I got up. My computer wouldn't connect to the web. I listened to the radio briefly and heard there was a general service problem. Then I went to work. My boss is smart, and keeps paper credit card carbons on hand, which is an excellent idea around here. There are an astonishing number of short and long power outages in this two-bit podunk gin-joint, and who can actually afford to lose a day's business just because the power goes out? His mom took the machine that one uses with carbons, but my boss just rubs with the side of a pen, like a rabid genealogist creating a memento mori with charcoal and a tombstone.
People were ASTOUNDED that they could use credit cards in our store, because I guess no one else has carbons. Which I find weird, cf. frequent power outages.
All day the rumors were flying: it was terrorists; it was a disgruntled union member; it was construction. I liked my boss's explanation: Giant Gopher. Or my coworker's: space aliens. Or mine: the enormous radioactive ants from Them! At one point, my boss and I were discussing the whole reductio ad terrorum phenomenon, and I said we should apply Occam's Razor, which would result in us deciding that the problem had been caused by, as my boss put it, "Joe on his tractor." I mean, how many times has terrorism caused something bad to happen in the United States? I count three. And how many times has Joe on his tractor fucked something up? Pretty much constantly.

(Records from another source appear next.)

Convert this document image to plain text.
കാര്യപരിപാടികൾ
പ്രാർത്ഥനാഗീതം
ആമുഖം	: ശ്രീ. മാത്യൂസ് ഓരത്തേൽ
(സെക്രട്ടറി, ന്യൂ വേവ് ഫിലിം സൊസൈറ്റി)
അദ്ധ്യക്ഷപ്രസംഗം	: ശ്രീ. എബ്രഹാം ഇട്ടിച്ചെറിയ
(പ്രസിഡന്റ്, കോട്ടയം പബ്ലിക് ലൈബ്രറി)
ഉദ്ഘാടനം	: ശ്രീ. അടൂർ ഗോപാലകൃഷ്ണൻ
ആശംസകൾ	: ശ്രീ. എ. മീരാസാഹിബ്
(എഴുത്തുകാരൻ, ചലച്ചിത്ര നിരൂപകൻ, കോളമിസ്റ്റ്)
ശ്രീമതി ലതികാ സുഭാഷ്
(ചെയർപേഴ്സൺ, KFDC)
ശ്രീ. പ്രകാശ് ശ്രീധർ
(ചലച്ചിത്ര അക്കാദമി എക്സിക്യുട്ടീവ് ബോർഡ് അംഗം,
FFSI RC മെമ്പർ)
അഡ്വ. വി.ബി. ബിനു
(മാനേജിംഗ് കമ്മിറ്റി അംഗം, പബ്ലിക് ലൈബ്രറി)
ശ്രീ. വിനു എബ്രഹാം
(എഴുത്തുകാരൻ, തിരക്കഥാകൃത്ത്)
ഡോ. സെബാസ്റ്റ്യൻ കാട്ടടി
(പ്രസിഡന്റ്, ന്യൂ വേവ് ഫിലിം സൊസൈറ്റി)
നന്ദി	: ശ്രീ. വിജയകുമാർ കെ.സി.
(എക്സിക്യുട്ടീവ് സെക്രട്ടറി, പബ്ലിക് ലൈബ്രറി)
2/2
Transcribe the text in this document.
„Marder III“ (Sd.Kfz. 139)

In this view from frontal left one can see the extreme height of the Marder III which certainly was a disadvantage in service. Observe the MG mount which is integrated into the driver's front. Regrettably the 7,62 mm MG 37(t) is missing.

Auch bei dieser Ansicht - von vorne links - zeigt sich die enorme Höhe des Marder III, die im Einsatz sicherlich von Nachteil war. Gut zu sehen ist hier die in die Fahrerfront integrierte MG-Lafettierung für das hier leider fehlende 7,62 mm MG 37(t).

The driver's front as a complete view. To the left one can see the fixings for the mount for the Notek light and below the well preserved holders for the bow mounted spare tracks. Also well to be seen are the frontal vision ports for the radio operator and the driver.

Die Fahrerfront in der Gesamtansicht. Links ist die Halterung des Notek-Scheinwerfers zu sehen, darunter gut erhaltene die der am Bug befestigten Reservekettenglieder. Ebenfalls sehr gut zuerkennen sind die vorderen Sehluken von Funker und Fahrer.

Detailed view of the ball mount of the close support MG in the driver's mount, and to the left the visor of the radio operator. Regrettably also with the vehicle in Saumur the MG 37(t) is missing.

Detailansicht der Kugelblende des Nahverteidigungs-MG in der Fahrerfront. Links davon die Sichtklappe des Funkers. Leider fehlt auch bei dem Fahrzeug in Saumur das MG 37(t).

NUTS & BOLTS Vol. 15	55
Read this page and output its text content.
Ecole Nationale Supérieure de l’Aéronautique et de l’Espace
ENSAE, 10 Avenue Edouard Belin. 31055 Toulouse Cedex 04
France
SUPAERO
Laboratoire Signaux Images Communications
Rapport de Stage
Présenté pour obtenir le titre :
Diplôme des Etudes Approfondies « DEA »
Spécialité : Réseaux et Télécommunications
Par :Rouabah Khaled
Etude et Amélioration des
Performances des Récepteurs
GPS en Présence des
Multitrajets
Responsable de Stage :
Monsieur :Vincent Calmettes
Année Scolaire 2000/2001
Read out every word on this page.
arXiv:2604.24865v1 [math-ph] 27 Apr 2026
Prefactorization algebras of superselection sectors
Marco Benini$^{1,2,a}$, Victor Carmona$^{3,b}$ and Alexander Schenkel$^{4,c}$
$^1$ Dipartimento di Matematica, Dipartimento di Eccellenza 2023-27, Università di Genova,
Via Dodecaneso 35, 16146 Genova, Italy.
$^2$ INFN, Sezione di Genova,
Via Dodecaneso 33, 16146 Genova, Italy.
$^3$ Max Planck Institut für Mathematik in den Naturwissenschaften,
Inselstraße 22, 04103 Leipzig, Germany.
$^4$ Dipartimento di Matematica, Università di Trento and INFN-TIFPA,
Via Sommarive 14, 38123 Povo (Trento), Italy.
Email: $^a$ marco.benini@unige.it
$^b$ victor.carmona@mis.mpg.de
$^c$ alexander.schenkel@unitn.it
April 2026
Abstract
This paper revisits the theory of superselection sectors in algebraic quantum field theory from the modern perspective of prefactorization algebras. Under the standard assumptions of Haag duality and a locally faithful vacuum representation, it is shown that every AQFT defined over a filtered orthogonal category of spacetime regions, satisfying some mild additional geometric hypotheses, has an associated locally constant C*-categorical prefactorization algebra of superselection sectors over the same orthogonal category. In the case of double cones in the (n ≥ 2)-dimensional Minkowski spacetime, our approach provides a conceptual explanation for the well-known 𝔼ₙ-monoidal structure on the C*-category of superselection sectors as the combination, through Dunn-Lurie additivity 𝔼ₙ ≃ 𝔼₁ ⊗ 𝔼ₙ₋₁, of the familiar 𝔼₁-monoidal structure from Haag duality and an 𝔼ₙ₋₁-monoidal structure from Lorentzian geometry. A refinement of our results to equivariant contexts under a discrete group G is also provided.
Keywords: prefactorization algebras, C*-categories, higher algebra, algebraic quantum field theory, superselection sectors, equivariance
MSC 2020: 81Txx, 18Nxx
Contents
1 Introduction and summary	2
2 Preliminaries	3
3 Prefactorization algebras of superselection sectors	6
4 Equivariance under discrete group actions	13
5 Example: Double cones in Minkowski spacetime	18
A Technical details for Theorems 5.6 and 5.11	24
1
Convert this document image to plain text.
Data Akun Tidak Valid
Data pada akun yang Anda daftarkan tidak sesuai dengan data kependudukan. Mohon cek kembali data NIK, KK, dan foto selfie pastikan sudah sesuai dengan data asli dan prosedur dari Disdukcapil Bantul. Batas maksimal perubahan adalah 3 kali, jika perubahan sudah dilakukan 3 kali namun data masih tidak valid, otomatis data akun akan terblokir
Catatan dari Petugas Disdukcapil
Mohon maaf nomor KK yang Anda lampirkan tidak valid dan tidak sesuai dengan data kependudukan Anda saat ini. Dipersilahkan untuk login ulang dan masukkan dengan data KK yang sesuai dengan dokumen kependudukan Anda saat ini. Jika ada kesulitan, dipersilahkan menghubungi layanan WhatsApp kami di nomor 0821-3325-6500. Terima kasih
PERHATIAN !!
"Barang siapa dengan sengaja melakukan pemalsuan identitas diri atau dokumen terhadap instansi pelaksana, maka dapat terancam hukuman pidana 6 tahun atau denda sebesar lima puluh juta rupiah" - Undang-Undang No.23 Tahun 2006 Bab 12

As it turned out, it was a Giant Gopher, or vandals, or--according to some sources--saboteurs, which I disagree with, since there were no wooden shoes involved. As far as I know. These vandals hoisted manhole covers at two different locations, went underground, and cut the cables. Once the online came back online, I read several different accounts, which all seemed to emphasize that the vandals had to use "special tools" both to lift the manhole cover and to cut the cables. You mean "special" like the crowbar from my car trunk and a pair of bolt cutters from the hardware store? (See Fig. 2). It's like rocket surgery!
I think the news should have just alerted us to the fact that the vandals have hands, and are tool-users, and that the public should be on the lookout for a band of rogue bonobos. Possibly unionized. Wearing black. With anarchist patches sewn on.
Fig. 2: Special Tool. Watch out!
My boss started pantomiming the event, first pretending he was using a crowbar to jimmy up the manhole cover and bolt cutters to cut the cables. Next pretending he was just grappling the cover out of the way and then gnawing the cable. Much like a Giant Gopher.
So, what with the customers having various kinds of cows about the whole thing, and us making fun of both the event and the customers' cows, it was a full day. The weirdest (okay, not weirdest; most aggravating) repeated comment ran along the lines of "Oh, I'm kind of enjoying the break of not having my cellphone."
I find this attitude mysterious and idiotic. This is what my mind heard: "Oh, one day a mean mean man came to my house and put a gun to my head and gave me a mobile phone and told me that he would torture and kill me and all my loved ones if I didn't carry the phone with me at all times and always leave it on and answer it even during the quiet parts of classical music concerts and yoga class and even when I should be talking to the Real Live Person who is right in front of me tapping a foot in frustration and today is Such a Relief because I actually can't follow his orders. Free at last! Free at last!"
These people fall in a certain clear camp in the whole free will vs. predestination debate, don't you think?
Jasmine Nguyen, spokesperson for St. Louise hospital in Gilroy, said it most ineptly: "We literally feel like we're on an island right now. It's bringing us back to the Stone Age."
Because literal is the new figurative, and the internet and cellphone communication arose directly after the Pleistocene-Holocene extinction of the North American megafauna. Actually (in case you didn't know) the internet was platformed on some proprietary software trademarked by Giant Sloths Eaten by Sabre-Toothed Tigers, L.L.C. (See Fig 3.)
Fig. 3: 1337 hax0r of yore, pictured with favorite plushie.